6. Bernie Sanders probably has an important role going forward, but it’s not clear what it is. There’s a lot of mainstream media attention given to divisions in the Democratic Party, primarily Bernie supporters vs. Hillary supporters. I don’t see this here (Berkeley). In 2018, there’s so much work to do that Bernie, and his supporters, will be an asset to the resistance.

7. Russia impacted the election, but it probably wasn’t the determining factor.  There’s little doubt that Russia intervened in the election: by hacking the DNC emails, by running malicious social media ads, and other activities. Nonetheless, I believe that, in 2016, if Obama had been running against Trump, Barack would have won.
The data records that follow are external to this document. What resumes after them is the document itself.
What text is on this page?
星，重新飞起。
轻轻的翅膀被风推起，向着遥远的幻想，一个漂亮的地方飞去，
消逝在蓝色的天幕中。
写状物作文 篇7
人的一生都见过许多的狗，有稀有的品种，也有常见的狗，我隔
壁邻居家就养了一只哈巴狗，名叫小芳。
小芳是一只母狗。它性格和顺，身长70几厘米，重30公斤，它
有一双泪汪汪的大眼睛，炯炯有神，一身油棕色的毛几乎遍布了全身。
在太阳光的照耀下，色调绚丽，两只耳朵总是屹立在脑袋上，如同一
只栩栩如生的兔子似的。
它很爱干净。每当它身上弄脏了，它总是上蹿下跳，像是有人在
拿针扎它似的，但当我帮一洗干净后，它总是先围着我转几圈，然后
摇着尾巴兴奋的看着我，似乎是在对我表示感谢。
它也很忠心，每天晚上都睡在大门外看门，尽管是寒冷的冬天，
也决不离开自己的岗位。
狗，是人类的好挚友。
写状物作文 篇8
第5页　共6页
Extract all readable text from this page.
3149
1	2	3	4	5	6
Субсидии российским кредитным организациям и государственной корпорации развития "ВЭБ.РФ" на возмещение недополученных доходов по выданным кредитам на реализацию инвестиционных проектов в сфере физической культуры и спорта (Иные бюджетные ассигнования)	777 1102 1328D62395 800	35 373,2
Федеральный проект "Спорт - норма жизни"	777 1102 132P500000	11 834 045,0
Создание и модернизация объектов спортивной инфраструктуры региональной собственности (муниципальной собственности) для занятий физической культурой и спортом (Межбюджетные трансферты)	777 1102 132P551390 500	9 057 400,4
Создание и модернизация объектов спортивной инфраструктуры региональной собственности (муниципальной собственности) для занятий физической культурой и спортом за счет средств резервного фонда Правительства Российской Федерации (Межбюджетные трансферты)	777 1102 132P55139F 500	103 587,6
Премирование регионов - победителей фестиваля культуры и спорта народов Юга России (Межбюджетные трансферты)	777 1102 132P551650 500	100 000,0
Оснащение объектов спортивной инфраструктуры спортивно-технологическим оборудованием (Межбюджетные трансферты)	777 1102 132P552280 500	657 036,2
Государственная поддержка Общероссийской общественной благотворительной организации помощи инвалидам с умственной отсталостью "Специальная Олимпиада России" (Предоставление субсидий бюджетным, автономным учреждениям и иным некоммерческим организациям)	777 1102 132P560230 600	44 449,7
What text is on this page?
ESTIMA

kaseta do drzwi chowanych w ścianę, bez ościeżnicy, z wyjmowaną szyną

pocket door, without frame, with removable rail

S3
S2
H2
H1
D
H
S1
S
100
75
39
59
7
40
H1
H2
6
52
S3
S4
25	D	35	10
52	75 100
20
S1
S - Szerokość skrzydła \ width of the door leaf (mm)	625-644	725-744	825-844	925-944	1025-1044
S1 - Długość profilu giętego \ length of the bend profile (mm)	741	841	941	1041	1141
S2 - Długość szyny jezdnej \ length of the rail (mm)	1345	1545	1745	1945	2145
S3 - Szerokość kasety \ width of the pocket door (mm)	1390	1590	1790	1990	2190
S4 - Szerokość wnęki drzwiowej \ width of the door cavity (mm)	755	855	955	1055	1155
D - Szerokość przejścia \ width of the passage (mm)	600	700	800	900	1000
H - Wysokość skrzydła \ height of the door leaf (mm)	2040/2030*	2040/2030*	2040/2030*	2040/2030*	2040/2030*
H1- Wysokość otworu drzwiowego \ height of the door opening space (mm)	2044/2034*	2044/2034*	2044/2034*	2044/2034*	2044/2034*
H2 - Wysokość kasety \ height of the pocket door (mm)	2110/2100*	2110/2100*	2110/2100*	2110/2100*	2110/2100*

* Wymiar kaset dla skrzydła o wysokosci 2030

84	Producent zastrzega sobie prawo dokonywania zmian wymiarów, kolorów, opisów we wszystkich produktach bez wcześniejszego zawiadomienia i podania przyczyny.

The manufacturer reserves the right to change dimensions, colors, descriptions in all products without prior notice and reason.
8. Trump has been a disaster for the environment.  Trump is so terrible across the board that it’s difficult to focus on particulars, but here are two.  Trump, by his statements and his political appointments, has set out to reverse everything the Obama Administration did to protect the environment.  As one consequence, the U.S. stands alone in opposition to the Paris Climate Agreement.

9. Trump has encouraged bigotry.  Before the election, we believed that Trump was prejudiced; everything he’s done as president has convinced me that he’s worse than we imagined ― a white supremacist.  Across the nation this has had a devastating ripple effect; Trump has encouraged hate.

10. Democrats still don’t have a message.  Fortunately, in 2018, that won’t matter.  The Nov. 7 results suggest that the midterm election will be about change, throwing Republican white guys out of house.  Trump has given the resistance enough ammunition that it doesn’t need one focussed message.